Other versions of the i3C are now under construction and/or testing, including adjustments for cryopreservation of large cells, for example oocytes and cell clusters such as spheroids and embryonic bodies. In practice, experiments with oocytes are performed in a specially designed i3C-substrate for oocytes, termed the i3CO (report in preparation). It is the outcome of diverse adaptations to the present i3C and takes into account the size of oocytes, minimal substrate mass and ease of access to oocytes. The oocyte-adjusted picowell has an average opening diameter and depth of ~260 μm and 175 μm (cf. the 20 μm and 8 μm in the present i3C picowells substrate, correspondingly). The new substrate contains only 16 (4 × 4) adjusted picowells, since normally the sample (from the same patient) does not exceed 10 oocytes. Consequently, the mass of the i3CO substrate is about 35 times smaller than that of the present substrate, the i3C. This fact makes the i3CO a low heat capacity configuration, compatible with fast cooling procedures. Obviously, an array of large picowells, such as those of the i3CO, might be used for cryopreservation of cells that are stored in populations, e.g. stem cells.
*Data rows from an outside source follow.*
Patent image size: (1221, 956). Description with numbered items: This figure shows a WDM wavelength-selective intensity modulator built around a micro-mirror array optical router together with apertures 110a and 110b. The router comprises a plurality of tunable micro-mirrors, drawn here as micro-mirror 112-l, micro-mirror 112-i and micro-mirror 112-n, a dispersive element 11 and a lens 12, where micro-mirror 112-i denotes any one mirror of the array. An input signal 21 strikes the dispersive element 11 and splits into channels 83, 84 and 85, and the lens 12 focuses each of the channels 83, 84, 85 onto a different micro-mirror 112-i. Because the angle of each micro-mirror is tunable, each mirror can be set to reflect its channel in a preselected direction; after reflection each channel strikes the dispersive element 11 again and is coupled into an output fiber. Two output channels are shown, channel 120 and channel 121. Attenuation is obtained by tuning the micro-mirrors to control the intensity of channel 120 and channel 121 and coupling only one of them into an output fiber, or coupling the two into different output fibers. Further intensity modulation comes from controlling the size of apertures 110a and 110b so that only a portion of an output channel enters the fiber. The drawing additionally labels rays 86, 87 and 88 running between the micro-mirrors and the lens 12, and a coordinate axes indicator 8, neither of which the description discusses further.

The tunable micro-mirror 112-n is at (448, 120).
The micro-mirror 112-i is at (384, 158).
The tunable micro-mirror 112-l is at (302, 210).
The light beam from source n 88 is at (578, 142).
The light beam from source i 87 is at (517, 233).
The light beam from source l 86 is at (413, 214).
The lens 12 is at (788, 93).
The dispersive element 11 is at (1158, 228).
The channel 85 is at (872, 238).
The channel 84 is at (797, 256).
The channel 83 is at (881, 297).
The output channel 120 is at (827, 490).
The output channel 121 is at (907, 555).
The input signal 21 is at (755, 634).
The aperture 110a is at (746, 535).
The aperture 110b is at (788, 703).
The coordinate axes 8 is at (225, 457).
Furthermore, experiments are being conducted to include the picowell and capillary system in cryo-vials which are especially designed for modern bio-banking (e.g., the "Icebreaker" [29
]). Finally, it should be emphasized that, since the present study is a methodological one, the feasibility of the i3C was shown by the use of U937 cells only. Moreover, their durability during a cryopreservation cycle, while residing in the i3C, was determined only by examining their plasma membrane integrity by PI and FDA double-staining. However, due to the importance and broadness of the issue of cell functionality after thawing in the i3C, a comprehensive study has been performed and will be reported separately. In that study, 5 major cell functionality tests were conducted. Briefly, these included: (a) Annexin V versus PI staining for apoptosis and cell death identification; (b) Mitochondrial membrane potential recovery assessed by TMRM staining; (c) Cytoplasm membrane integrity assessed by fluorescein accumulation; (d) Intracellular metabolism tested by FDA staining kinetics; and (e) Cell proliferation. These measurements were all performed both after short (up to 6 hours) and long (up to 48 hours) durations after thawing. Most of these measurements show results similar to those obtained with standard cryo-vials and mini-vials. The remainder show a better performance.